Prior research focused on neurofibromin’s effects on RAS protein, , which is linked to cell growth, proliferation and cancer. Normally, NF1 deactivates RAS proteins. In its absence, scientists believe that unchecked RAS can promote cancer development.
The researchers created a line of mice in which stem cells in the brain do not make the NF1 protein. They found that these mice were significantly smaller than normal and failed to grow and gain weight after birth.
They also noticed that the pituitary glands also were unusually small in these mice. The amount of a second hormone that triggers growth hormone release was also greatly reduced.
The question about the role of RAS protein activity still remained, however. “We wanted to know if we could blame this on RAS protein activity so we generated new mice with normal levels of neurofibromin expression but increased levels of RAS activation in brain stem cells,” says David H. Gutmann, M.D., Ph.D., a neurologist. “However, those mice were normal.”

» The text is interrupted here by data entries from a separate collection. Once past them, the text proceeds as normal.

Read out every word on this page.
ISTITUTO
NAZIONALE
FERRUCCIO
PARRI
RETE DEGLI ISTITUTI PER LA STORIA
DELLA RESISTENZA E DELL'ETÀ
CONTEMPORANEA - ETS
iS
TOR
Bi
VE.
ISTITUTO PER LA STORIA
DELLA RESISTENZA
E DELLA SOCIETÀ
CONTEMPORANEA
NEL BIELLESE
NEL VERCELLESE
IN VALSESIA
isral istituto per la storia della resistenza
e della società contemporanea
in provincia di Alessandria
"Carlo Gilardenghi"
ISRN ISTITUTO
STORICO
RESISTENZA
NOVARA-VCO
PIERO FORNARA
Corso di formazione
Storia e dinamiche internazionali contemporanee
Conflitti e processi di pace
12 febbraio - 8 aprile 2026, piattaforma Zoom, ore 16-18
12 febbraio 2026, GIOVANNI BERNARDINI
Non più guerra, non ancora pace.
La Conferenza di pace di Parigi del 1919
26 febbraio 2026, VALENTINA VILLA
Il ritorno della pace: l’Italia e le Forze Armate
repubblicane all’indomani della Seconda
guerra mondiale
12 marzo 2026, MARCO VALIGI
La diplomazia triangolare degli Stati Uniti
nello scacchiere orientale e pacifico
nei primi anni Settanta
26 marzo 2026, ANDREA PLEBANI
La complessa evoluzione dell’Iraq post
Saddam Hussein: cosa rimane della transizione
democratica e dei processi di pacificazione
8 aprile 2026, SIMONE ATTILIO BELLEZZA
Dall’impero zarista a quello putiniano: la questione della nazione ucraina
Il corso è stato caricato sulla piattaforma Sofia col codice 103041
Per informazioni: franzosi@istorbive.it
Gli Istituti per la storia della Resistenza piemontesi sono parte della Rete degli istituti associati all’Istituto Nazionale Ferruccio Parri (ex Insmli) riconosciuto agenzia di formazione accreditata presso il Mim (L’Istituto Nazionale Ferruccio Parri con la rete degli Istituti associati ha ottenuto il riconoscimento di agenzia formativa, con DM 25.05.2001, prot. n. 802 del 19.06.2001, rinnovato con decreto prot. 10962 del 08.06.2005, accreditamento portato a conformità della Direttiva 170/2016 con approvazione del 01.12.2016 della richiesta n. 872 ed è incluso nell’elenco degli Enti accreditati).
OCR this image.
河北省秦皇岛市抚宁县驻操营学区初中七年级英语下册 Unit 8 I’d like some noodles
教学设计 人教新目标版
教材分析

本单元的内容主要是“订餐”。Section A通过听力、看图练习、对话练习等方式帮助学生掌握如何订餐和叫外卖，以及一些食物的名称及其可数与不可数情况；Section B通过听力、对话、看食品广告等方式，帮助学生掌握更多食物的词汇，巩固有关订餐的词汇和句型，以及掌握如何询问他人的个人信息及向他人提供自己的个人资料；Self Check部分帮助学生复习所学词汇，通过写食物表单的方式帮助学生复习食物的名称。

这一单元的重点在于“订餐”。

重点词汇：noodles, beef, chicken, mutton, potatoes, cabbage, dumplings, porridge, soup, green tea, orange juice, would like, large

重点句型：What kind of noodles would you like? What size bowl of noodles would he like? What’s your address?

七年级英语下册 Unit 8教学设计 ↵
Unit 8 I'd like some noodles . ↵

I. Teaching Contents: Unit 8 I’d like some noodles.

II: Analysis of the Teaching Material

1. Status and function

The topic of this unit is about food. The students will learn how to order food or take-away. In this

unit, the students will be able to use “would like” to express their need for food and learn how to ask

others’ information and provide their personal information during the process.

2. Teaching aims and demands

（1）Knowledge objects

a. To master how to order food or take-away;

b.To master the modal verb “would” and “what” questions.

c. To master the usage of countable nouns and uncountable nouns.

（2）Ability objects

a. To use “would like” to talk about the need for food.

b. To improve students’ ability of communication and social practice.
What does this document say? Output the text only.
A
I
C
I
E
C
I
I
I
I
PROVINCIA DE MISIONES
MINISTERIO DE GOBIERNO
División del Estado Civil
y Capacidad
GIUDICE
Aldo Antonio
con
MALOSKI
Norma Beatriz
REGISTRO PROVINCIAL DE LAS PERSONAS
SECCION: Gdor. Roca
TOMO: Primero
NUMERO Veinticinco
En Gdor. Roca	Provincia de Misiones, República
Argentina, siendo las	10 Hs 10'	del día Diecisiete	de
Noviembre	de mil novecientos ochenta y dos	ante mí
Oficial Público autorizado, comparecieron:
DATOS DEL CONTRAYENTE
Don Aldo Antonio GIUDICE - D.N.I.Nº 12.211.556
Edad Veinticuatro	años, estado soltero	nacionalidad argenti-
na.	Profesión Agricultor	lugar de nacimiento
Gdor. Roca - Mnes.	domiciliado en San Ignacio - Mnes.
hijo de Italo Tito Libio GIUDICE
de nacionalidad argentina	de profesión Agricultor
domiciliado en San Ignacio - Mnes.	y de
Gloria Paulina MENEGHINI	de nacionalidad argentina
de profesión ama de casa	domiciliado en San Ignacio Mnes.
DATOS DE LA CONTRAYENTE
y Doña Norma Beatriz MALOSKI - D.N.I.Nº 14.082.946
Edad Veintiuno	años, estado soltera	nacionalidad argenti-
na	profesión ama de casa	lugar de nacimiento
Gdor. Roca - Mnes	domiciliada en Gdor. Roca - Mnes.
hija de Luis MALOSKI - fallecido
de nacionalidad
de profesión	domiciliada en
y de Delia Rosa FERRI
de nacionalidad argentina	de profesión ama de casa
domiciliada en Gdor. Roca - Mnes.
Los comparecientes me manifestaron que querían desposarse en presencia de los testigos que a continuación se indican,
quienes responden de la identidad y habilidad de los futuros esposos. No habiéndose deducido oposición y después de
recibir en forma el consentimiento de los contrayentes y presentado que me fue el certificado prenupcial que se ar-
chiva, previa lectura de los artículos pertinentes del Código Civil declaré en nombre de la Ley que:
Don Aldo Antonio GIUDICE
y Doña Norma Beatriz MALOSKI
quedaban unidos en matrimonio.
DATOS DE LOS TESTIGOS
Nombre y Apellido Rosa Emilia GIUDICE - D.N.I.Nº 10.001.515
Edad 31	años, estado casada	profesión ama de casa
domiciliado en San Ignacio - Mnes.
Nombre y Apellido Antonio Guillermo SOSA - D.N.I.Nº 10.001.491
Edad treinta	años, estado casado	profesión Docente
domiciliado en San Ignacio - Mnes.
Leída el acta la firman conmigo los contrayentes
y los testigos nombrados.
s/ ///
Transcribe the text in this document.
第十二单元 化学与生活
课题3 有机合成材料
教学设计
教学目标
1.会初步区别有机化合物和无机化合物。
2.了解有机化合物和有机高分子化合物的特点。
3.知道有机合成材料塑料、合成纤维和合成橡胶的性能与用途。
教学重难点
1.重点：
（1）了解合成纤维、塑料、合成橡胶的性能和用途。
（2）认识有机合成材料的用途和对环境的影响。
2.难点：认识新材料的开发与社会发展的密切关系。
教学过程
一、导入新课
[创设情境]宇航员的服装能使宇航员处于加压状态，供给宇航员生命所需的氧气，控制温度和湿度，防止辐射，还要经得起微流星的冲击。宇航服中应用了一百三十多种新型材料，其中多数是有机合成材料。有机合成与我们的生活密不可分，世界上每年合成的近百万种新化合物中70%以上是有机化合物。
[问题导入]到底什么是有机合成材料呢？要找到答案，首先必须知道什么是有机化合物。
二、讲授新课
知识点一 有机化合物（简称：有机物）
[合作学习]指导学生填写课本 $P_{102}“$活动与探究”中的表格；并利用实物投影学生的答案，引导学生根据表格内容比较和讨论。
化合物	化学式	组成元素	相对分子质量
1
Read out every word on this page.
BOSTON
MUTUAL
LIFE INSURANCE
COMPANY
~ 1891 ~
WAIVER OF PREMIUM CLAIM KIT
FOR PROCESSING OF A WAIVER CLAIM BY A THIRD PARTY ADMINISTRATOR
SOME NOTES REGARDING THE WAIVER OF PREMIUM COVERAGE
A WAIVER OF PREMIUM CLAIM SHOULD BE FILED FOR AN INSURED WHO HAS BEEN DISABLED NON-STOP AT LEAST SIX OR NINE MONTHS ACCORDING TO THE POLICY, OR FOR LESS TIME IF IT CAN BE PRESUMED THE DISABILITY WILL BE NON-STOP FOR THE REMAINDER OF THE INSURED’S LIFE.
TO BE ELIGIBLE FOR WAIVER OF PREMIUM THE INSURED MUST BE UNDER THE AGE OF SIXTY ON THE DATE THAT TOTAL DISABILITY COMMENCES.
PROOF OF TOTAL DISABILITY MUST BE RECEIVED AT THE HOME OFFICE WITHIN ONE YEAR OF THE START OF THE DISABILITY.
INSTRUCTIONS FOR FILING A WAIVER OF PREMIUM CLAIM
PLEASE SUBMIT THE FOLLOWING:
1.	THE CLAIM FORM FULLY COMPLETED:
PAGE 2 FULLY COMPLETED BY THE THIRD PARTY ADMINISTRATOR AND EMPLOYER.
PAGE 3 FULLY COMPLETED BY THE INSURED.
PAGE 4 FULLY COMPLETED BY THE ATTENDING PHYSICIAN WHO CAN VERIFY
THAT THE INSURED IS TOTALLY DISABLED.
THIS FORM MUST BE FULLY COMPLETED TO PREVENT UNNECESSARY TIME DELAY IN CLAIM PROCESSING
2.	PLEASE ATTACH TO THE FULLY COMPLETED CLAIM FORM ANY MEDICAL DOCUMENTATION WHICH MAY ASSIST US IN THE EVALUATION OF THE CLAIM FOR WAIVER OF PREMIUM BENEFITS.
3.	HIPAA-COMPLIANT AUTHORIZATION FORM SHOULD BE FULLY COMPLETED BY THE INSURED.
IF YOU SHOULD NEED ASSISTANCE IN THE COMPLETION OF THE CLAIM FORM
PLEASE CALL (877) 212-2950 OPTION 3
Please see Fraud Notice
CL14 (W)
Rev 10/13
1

NF1 also increases brain levels of cyclic AMP (cAMP), an important signaling molecule. Working with the same line of mice where stem cells in the brain do not make the NF1 protein, researchers fed pregnant mice and their newborns an agent that increased cAMP levels. The baby mice were closer to normal size, even though they still lacked neurofibromin in brain stem cells.
Dr. Gutmann suspects the mice didn’t completely return to normal because dietary supplementation of cAMP levels cannot match the natural ability of neurofibromin to control cAMP levels.
Dr. Gutmann has treatments in the works for neurofibromatosis 1 that restore the inhibitory effect neurofibromin normally has on RAS. The new results may mean treatments are also needed to restore neurofibromin’s effects on cAMP levels. “What we’ve learned also may help us gain insight into other disease processes,” Gutmann notes. “There are a number of other rare genetic abnormalities that cause short stature, and this same pathway may be involved.”
The results appear online in the journal Human Molecular Genetics.